Off-campus study with a major in the arts

While studying abroad is a valuable experience, it can also make it difficult to graduate on time, finish general education requirements and complete all the necessary classes in your major.

How does this change with an art, dance, music or theater major? Is it more difficult to study abroad with a major in the arts? Is it even possible?

It is absolutely possible, according to dance major Georgia Wagnild ’20, vocal performance major Sally Olmstead ’20, Art Professor John Saurer and theater majors Cait McCluskie ’20 and Claire Chenoweth ’20. All agreed that studying abroad with majors in the visual and performing arts helped their training and the way they view  their art forms.

“Study abroad has enhanced my training,” Olmstead said. “Oftentimes students stick with one private teacher for all four years of college but going abroad means that I have the opportunity to train with another professor and get another perspective.”

Olmstead is spending this semester in Milan, Italy, and found that simply spending a semester in a city with such a rich music culture exposed her to a variety of experiences she wouldn’t receive at St. Olaf. 

Chenoweth also spent her semester off-campus focusing on her training. A theater major, she studied at the National Theater Institute in Connecticut last fall. The next month, she was on the Theater in Russia interim trip.

“These experiences have completely altered my concept of what theater is and what it can do. Maybe most importantly, I saw such different standards of access and availability compared to mainstream American theater,” Chenoweth said.

Wagnild had a similar experience while studying abroad last fall in Oslo, Norway.

“I think the greatest benefit of studying abroad as a dance major is to gain new experiences, whether they are within the of dance or not,” Wagnild said.

Wagnild was able to join a dance club in Oslo that offered ballet, jazz, hip hop and modern classes. She even had the opportunity to perform, helping her grow as a dancer.

It is also possible, however, to study abroad with a major in the arts realm without focusing on training. McCluskie went on Global Semester this past fall – studying abroad helped herthink about new ways to use her theater major.

“While I still want to pursue theatre, I now want to use it as a tool to help people,” McCluskie said. “I plan to do this by building programs for communities that don’t have theatre or arts opportunities and creating relevant theatre that allows for change.”
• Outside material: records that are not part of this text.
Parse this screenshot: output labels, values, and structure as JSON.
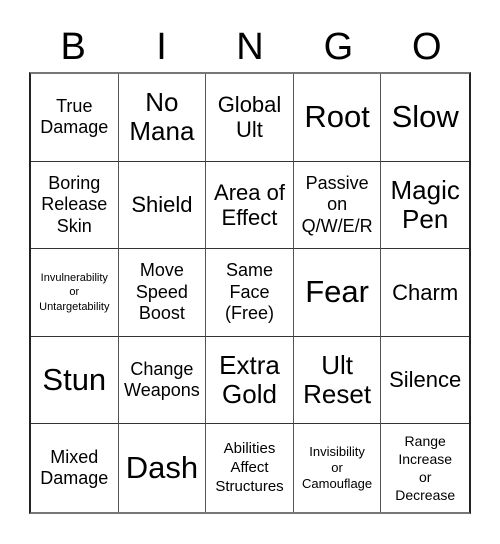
{
  "header": {
    "letters": [
      "B",
      "I",
      "N",
      "G",
      "O"
    ]
  },
  "board": {
    "rows": [
      [
        "True\nDamage",
        "No\nMana",
        "Global\nUlt",
        "Root",
        "Slow"
      ],
      [
        "Boring\nRelease\nSkin",
        "Shield",
        "Area of\nEffect",
        "Passive\non\nQ/W/E/R",
        "Magic\nPen"
      ],
      [
        "Invulnerability\nor\nUntargetability",
        "Move\nSpeed\nBoost",
        "Same\nFace\n(Free)",
        "Fear",
        "Charm"
      ],
      [
        "Stun",
        "Change\nWeapons",
        "Extra\nGold",
        "Ult\nReset",
        "Silence"
      ],
      [
        "Mixed\nDamage",
        "Dash",
        "Abilities\nAffect\nStructures",
        "Invisibility\nor\nCamouflage",
        "Range\nIncrease\nor\nDecrease"
      ]
    ]
  }
}
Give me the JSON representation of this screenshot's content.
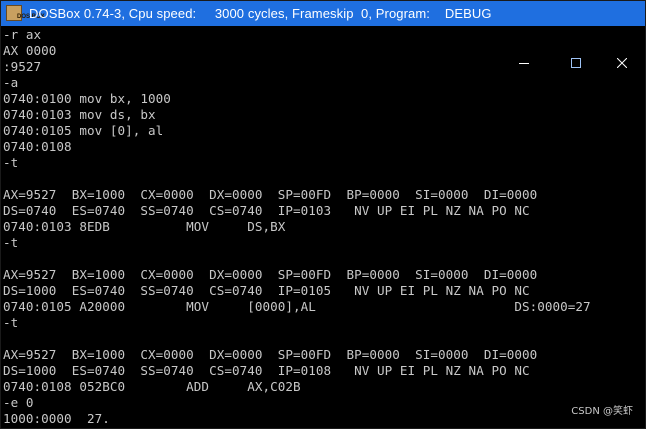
{
  "window": {
    "title": "DOSBox 0.74-3, Cpu speed:     3000 cycles, Frameskip  0, Program:    DEBUG",
    "icon_text": "DOS BOX",
    "controls": [
      "minimize-icon",
      "maximize-icon",
      "close-icon"
    ],
    "titlebar_color": "#1f6fe0",
    "console_background": "#000000",
    "console_text_color": "#c8c8c8"
  },
  "console": {
    "lines": [
      "-r ax",
      "AX 0000",
      ":9527",
      "-a",
      "0740:0100 mov bx, 1000",
      "0740:0103 mov ds, bx",
      "0740:0105 mov [0], al",
      "0740:0108",
      "-t",
      "",
      "AX=9527  BX=1000  CX=0000  DX=0000  SP=00FD  BP=0000  SI=0000  DI=0000",
      "DS=0740  ES=0740  SS=0740  CS=0740  IP=0103   NV UP EI PL NZ NA PO NC",
      "0740:0103 8EDB          MOV     DS,BX",
      "-t",
      "",
      "AX=9527  BX=1000  CX=0000  DX=0000  SP=00FD  BP=0000  SI=0000  DI=0000",
      "DS=1000  ES=0740  SS=0740  CS=0740  IP=0105   NV UP EI PL NZ NA PO NC",
      "0740:0105 A20000        MOV     [0000],AL                          DS:0000=27",
      "-t",
      "",
      "AX=9527  BX=1000  CX=0000  DX=0000  SP=00FD  BP=0000  SI=0000  DI=0000",
      "DS=1000  ES=0740  SS=0740  CS=0740  IP=0108   NV UP EI PL NZ NA PO NC",
      "0740:0108 052BC0        ADD     AX,C02B",
      "-e 0",
      "1000:0000  27."
    ]
  },
  "watermark": "CSDN @笑虾"
}
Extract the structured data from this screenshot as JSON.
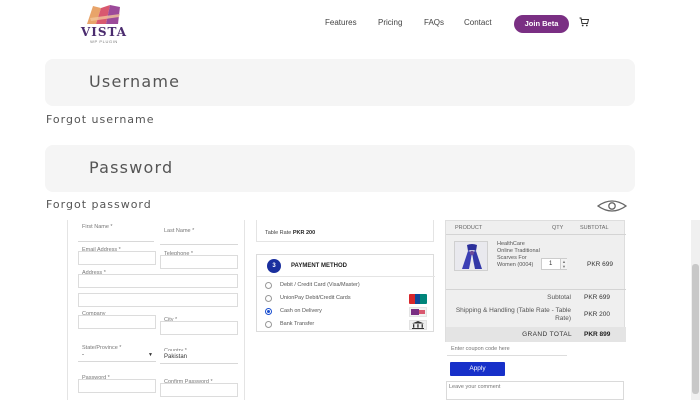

While she felt out of practice when she returned to campus in January, McCluskie doesn’t regret doing Global Semester. To referred to the experience as one of the greatest of her life.

Saurer fully encourages his students to go abroad at least once in their four years. He estimated at least half of art majors study abroad.

His favorite course to teach is, in fact, an interim study abroad program in New York City. In this program, students meet with artists all over New York City and make connections and learn more about their field post-graduation. The art department also offers study abroad programs in New Mexico, the Bahamas, south Asia and Italy. 

“Art should be transcultural,” Saurer said. “It’s a great way to get out there and see what’s going on. Students come back significantly altered, and it usually finds its way into their artwork.”